Sono stati veri giorni di “fuoco” per tutti coloro che hanno seguito il festival nel suo retroscena, cosa normale quando si organizza un evento di così grande importanza, ma che si capisce solo vivendo in prima persona. Le persone dello staff sembravano una vera e propria “famiglia”: ragazzi e adulti, tutti volontari, che ogni anno si mettono a disposizione per realizzare quello che ormai è diventato un evento tradizionale per Gorizia. Con un grande lavoro di squadra come il loro il successo è assicurato e lo dimostra il fatto che ogni anno il festival raggiunge un ottimo risultato.

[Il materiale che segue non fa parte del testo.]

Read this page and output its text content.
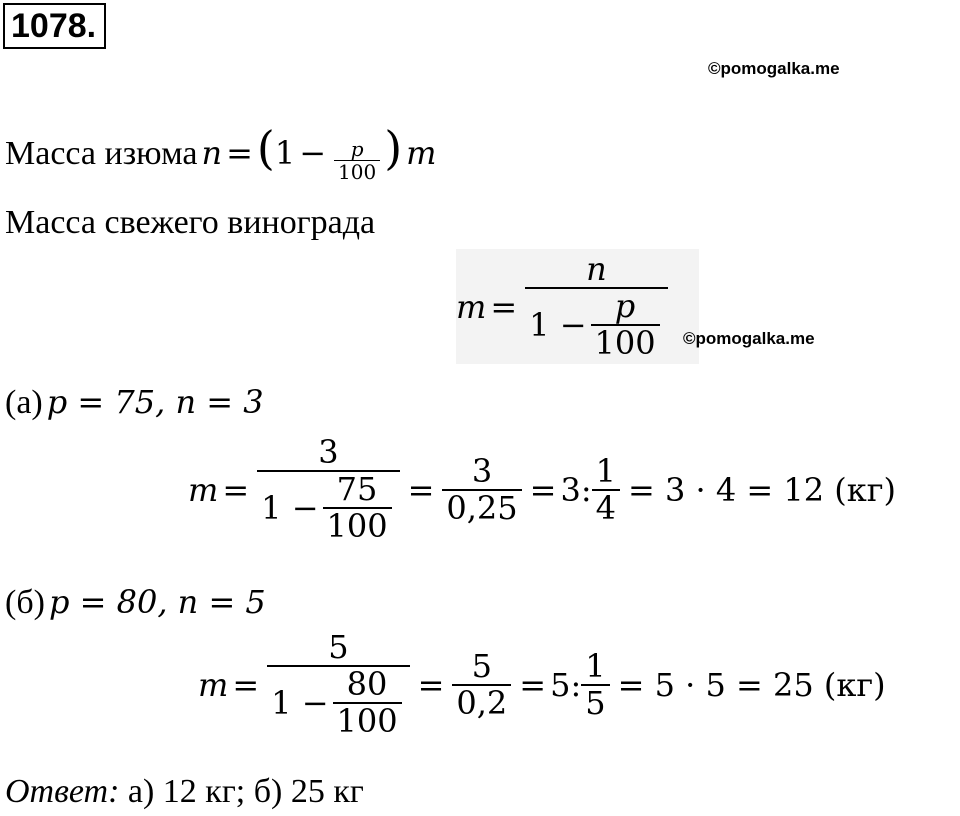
1078.
©pomogalka.me
Масса изюма $n = (1 - \frac{p}{100}$ ) m
Масса свежего винограда
m = n
1
− $\frac{p}{100}$ ©pomogalka.me
(а) p = 75, n = 3
$m = \frac{3}{1 - \frac{75}{100}} = \frac{3}{0,25} = 3$: $\frac{1}{4} = 3 \cdot 4 = 12$ (кг)
(б) p = 80, n = 5
$m = \frac{5}{1 - \frac{80}{100}} = \frac{5}{0,2} = 5$: $\frac{1}{5} = 5 \cdot 5 = 25$ (кг)
Ответ: а) 12 кг; б) 25 кг
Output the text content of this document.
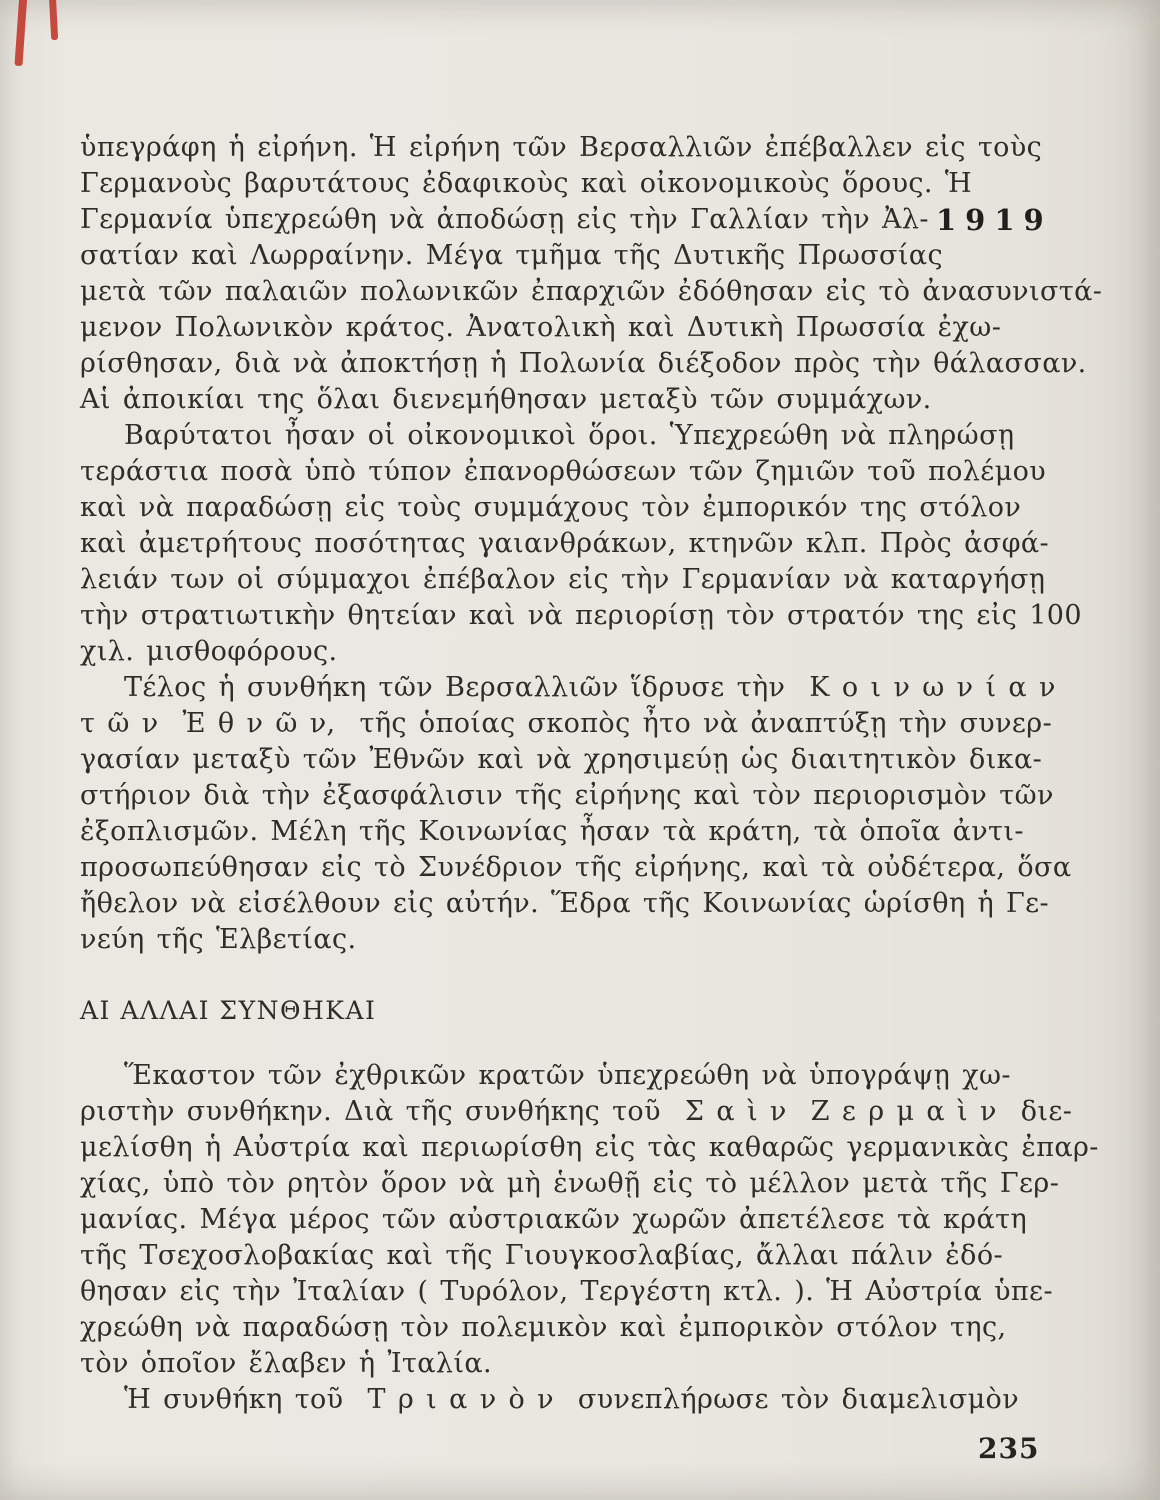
1919
ὑπεγράφη ἡ εἰρήνη. Ἡ εἰρήνη τῶν Βερσαλλιῶν ἐπέβαλλεν εἰς τοὺς
Γερμανοὺς βαρυτάτους ἐδαφικοὺς καὶ οἰκονομικοὺς ὅρους. Ἡ
Γερμανία ὑπεχρεώθη νὰ ἀποδώσῃ εἰς τὴν Γαλλίαν τὴν Ἀλ-
σατίαν καὶ Λωρραίνην. Μέγα τμῆμα τῆς Δυτικῆς Πρωσσίας
μετὰ τῶν παλαιῶν πολωνικῶν ἐπαρχιῶν ἐδόθησαν εἰς τὸ ἀνασυνιστά-
μενον Πολωνικὸν κράτος. Ἀνατολικὴ καὶ Δυτικὴ Πρωσσία ἐχω-
ρίσθησαν, διὰ νὰ ἀποκτήσῃ ἡ Πολωνία διέξοδον πρὸς τὴν θάλασσαν.
Αἱ ἀποικίαι της ὅλαι διενεμήθησαν μεταξὺ τῶν συμμάχων.
Βαρύτατοι ἦσαν οἱ οἰκονομικοὶ ὅροι. Ὑπεχρεώθη νὰ πληρώσῃ
τεράστια ποσὰ ὑπὸ τύπον ἐπανορθώσεων τῶν ζημιῶν τοῦ πολέμου
καὶ νὰ παραδώσῃ εἰς τοὺς συμμάχους τὸν ἐμπορικόν της στόλον
καὶ ἀμετρήτους ποσότητας γαιανθράκων, κτηνῶν κλπ. Πρὸς ἀσφά-
λειάν των οἱ σύμμαχοι ἐπέβαλον εἰς τὴν Γερμανίαν νὰ καταργήσῃ
τὴν στρατιωτικὴν θητείαν καὶ νὰ περιορίσῃ τὸν στρατόν της εἰς 100
χιλ. μισθοφόρους.
Τέλος ἡ συνθήκη τῶν Βερσαλλιῶν ἵδρυσε τὴν  Κ ο ι ν ω ν ί α ν
τ ῶ ν  Ἐ θ ν ῶ ν,  τῆς ὁποίας σκοπὸς ἦτο νὰ ἀναπτύξῃ τὴν συνερ-
γασίαν μεταξὺ τῶν Ἐθνῶν καὶ νὰ χρησιμεύῃ ὡς διαιτητικὸν δικα-
στήριον διὰ τὴν ἐξασφάλισιν τῆς εἰρήνης καὶ τὸν περιορισμὸν τῶν
ἐξοπλισμῶν. Μέλη τῆς Κοινωνίας ἦσαν τὰ κράτη, τὰ ὁποῖα ἀντι-
προσωπεύθησαν εἰς τὸ Συνέδριον τῆς εἰρήνης, καὶ τὰ οὐδέτερα, ὅσα
ἤθελον νὰ εἰσέλθουν εἰς αὐτήν. Ἕδρα τῆς Κοινωνίας ὡρίσθη ἡ Γε-
νεύη τῆς Ἑλβετίας.
ΑΙ ΑΛΛΑΙ ΣΥΝΘΗΚΑΙ
Ἕκαστον τῶν ἐχθρικῶν κρατῶν ὑπεχρεώθη νὰ ὑπογράψῃ χω-
ριστὴν συνθήκην. Διὰ τῆς συνθήκης τοῦ  Σ α ὶ ν  Ζ ε ρ μ α ὶ ν  διε-
μελίσθη ἡ Αὐστρία καὶ περιωρίσθη εἰς τὰς καθαρῶς γερμανικὰς ἐπαρ-
χίας, ὑπὸ τὸν ρητὸν ὅρον νὰ μὴ ἑνωθῇ εἰς τὸ μέλλον μετὰ τῆς Γερ-
μανίας. Μέγα μέρος τῶν αὐστριακῶν χωρῶν ἀπετέλεσε τὰ κράτη
τῆς Τσεχοσλοβακίας καὶ τῆς Γιουγκοσλαβίας, ἄλλαι πάλιν ἐδό-
θησαν εἰς τὴν Ἰταλίαν ( Τυρόλον, Τεργέστη κτλ. ). Ἡ Αὐστρία ὑπε-
χρεώθη νὰ παραδώσῃ τὸν πολεμικὸν καὶ ἐμπορικὸν στόλον της,
τὸν ὁποῖον ἔλαβεν ἡ Ἰταλία.
Ἡ συνθήκη τοῦ  Τ ρ ι α ν ὸ ν  συνεπλήρωσε τὸν διαμελισμὸν
235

Quando sei dalla parte del pubblico, però, ti perdi quasi tutta quella che è l’essenza del festival: l’unione dei popoli. I momenti più belli sono stati proprio lontano dal palcoscenico: i Sardi che ballavano con gli Argentini, i musicisti di Cipro che dopo il pranzo suonavano le loro musiche tradizionali e battevano tutti le mani a tempo, i Greci che coinvolgevano i presenti nella loro famosa danza greca. Una delle cose che fa riflettere è vedere questi gruppi, diversi per cultura, tradizione e lingua, ma che si impegnano al 100% per rendere al meglio le loro esibizioni, con tanta voglia di divertirsi e di far divertire il pubblico. Vedere i colori, i costumi, sentire la melodia di canzoni molto diverse da quelle cui siamo abituati, tutta l’atmosfera rendeva Gorizia una città insolita: l’armonia, la felicità e l’allegria erano nell’aria e riuscivano a coinvolgere tutti. I più piccoli erano attratti da questi ballerini con i “vestiti strani”, mentre le persone anziane sembravano essere le più felici. Uno dei gruppi si è anche esibito in una casa di riposo. Gli ospiti avevano occhi luminosi, tanta voglia di far festa e lacrime di gioia, perché il festival non si era dimenticato di nessuno. Anche i bambini sono riusciti a trovare spazio, infatti c’era una mostra di disegni creati proprio da loro. Venivano raffigurate tutte le nazioni del mondo, tramite bandiere, oggetti tipici del luogo rappresentato oppure principesse. Insomma questo evento non ha escluso nessuno.

Vivere il festival dimostra che la diversità non è quasi mai una barriera, che quando si ha uno scopo e tutti hanno la volontà di raggiungerlo, niente può ostacolare la sua realizzazione. Oltre alla possibilità di lavorare in gruppo, di vedere come davvero “l’unione fa la forza”, la cosa più bella è vedere gli spettatori divertirsi: tanto lavoro, da parte di tutti, ripagato con un sorriso è davvero una soddisfazione. E per chi si chiede quale forza spinge ogni anno queste persone a lavorare per questo festival: “Non dimenticare che dare gioia dà anche gioia.” cit. Friedrich Nietzsche.